A Term Insurance Plan comes in various forms, and knowing the differences can help you in selecting the Term Insurance Plan that best suits your needs.
Term Insurance Plans can be classified into the following six types:
• Level Term Plans
• TROP (Return of Premium) Plans
• Increasing Term Plans
• Decreasing Term Plans
• Convertible Term Plans
Here are more details on Term Insurance Plans:
Level Term Plans
Level term plans are the most basic Term Insurance Plans. In level term plans, the sum assured is fixed throughout the policy and the benefits are paid to the nominee on the death of the life insured.
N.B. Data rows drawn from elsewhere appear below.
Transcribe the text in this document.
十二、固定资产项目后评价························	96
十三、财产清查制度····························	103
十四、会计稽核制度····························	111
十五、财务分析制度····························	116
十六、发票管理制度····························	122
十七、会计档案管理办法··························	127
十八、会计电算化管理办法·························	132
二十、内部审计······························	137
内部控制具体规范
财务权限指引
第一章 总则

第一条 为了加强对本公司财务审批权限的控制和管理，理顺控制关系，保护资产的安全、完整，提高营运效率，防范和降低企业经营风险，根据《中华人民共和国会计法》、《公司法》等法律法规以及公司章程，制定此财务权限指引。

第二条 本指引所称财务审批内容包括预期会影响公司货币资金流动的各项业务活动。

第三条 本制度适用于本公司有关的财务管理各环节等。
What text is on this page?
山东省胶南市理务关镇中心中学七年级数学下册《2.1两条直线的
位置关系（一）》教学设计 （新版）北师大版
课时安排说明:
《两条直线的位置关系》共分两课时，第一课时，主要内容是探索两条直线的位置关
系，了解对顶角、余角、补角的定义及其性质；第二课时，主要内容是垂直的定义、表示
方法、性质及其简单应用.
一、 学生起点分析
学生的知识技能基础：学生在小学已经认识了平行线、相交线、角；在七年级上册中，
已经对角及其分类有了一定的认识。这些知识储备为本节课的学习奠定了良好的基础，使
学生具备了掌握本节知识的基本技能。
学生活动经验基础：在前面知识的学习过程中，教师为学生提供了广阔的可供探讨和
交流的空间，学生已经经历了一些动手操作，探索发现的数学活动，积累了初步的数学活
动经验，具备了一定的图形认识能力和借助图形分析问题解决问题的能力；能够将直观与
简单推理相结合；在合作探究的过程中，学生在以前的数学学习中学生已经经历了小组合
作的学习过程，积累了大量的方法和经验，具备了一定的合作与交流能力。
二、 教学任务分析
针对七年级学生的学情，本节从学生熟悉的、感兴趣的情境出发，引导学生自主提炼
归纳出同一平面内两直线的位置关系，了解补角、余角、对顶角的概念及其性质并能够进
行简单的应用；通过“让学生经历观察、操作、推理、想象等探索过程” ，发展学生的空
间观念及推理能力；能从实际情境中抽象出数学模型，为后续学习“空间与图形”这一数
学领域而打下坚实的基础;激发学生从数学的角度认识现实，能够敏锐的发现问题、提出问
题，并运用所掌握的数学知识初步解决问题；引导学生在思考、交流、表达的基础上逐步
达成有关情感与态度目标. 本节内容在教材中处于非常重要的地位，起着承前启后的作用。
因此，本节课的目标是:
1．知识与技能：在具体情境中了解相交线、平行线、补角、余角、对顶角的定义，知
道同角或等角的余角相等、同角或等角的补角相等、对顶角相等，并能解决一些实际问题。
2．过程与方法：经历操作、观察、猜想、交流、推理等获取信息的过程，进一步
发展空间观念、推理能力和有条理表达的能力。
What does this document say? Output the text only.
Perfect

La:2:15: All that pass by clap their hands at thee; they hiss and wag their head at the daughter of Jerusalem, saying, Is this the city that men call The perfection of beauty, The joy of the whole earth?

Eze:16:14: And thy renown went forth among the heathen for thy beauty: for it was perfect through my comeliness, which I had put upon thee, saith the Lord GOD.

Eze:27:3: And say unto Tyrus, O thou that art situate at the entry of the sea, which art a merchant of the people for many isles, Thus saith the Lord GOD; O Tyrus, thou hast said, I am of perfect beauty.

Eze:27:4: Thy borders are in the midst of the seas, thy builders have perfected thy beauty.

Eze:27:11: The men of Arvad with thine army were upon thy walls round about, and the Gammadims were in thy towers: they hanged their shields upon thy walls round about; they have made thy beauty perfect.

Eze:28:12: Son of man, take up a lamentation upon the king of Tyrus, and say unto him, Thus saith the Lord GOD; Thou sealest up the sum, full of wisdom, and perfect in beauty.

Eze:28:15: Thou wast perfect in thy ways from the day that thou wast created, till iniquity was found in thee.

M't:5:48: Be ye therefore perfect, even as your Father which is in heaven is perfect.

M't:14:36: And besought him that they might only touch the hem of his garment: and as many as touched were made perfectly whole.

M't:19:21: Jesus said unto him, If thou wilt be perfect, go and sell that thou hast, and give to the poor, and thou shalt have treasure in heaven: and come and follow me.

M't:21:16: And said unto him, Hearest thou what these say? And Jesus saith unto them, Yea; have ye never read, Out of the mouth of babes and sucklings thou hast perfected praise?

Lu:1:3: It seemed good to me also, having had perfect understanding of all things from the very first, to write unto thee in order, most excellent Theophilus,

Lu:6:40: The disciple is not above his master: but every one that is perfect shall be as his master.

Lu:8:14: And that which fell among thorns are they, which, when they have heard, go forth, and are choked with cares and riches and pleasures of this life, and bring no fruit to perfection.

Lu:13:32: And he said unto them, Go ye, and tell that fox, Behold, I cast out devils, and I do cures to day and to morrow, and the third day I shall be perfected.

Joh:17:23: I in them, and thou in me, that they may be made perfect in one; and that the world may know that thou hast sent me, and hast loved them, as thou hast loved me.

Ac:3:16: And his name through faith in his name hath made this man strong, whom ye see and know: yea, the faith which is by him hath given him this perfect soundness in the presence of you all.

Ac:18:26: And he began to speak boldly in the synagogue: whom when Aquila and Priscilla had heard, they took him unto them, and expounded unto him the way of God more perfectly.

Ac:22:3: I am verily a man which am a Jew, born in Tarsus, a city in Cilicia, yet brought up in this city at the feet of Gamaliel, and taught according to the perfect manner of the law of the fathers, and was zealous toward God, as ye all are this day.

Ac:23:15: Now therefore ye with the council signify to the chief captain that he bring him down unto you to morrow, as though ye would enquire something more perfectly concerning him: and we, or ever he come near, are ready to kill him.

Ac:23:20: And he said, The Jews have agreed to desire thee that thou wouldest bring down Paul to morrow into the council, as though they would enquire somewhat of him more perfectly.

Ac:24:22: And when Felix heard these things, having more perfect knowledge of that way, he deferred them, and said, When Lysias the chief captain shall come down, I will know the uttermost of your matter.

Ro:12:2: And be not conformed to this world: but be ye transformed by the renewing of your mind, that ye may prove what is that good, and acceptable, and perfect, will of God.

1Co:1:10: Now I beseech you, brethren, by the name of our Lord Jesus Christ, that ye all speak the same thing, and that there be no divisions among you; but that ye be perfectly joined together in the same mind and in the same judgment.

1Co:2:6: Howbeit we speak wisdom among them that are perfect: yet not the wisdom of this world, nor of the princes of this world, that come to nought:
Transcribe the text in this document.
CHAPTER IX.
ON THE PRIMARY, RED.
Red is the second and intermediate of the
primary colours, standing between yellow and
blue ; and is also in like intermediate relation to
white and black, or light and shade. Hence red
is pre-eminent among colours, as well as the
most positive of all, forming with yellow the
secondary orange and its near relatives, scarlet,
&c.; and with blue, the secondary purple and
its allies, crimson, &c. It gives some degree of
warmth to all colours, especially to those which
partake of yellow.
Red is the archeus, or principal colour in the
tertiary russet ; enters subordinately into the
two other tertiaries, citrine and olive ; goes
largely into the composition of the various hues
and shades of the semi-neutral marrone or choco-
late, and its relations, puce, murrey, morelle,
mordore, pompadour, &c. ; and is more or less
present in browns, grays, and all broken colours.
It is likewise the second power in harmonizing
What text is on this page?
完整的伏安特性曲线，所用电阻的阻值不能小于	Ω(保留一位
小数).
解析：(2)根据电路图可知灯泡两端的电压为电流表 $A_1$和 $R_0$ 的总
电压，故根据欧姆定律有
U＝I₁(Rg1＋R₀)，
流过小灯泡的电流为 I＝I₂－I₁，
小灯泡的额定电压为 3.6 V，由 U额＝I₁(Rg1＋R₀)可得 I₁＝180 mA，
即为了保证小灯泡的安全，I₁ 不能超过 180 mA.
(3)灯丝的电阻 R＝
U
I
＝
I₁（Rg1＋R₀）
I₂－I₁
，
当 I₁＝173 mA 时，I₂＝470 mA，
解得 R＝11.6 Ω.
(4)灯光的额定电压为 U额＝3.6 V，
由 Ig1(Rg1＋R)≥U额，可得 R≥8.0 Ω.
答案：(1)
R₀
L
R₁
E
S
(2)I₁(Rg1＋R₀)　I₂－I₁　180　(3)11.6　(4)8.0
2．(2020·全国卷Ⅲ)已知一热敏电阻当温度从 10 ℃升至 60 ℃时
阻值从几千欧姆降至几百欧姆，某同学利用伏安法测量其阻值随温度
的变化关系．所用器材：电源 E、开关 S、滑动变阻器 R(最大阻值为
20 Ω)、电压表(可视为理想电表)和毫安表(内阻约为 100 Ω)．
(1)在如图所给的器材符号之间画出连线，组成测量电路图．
TROP (Return of Premium) Plans
TROP plans come with a maturity benefit. On surviving the policy tenure, the life insured gets back the total paid premium.
Increasing Term Plans
In increasing term plans, the policyholder can increase the sum assured on annual basis during the policy tenure, with the premium account at the same value. The premiums are slightly higher than level term plans.
Decreasing Term Plans
In decreasing term plans, the sum assured keeps decreasing each year to meet the decreasing insurance needs of the life assured. This plan works best for individuals who have already opted for large loans in the past.
Convertible Term Plans
By opting for a convertible term plan, the policyholder can convert one type of term insurance pan into another type of plan at a future date. This helps the policyholder to adapt the plan as per his/her financial targets.
A Term Insurance Plan should be a priority, considering the unpredictable nature of life!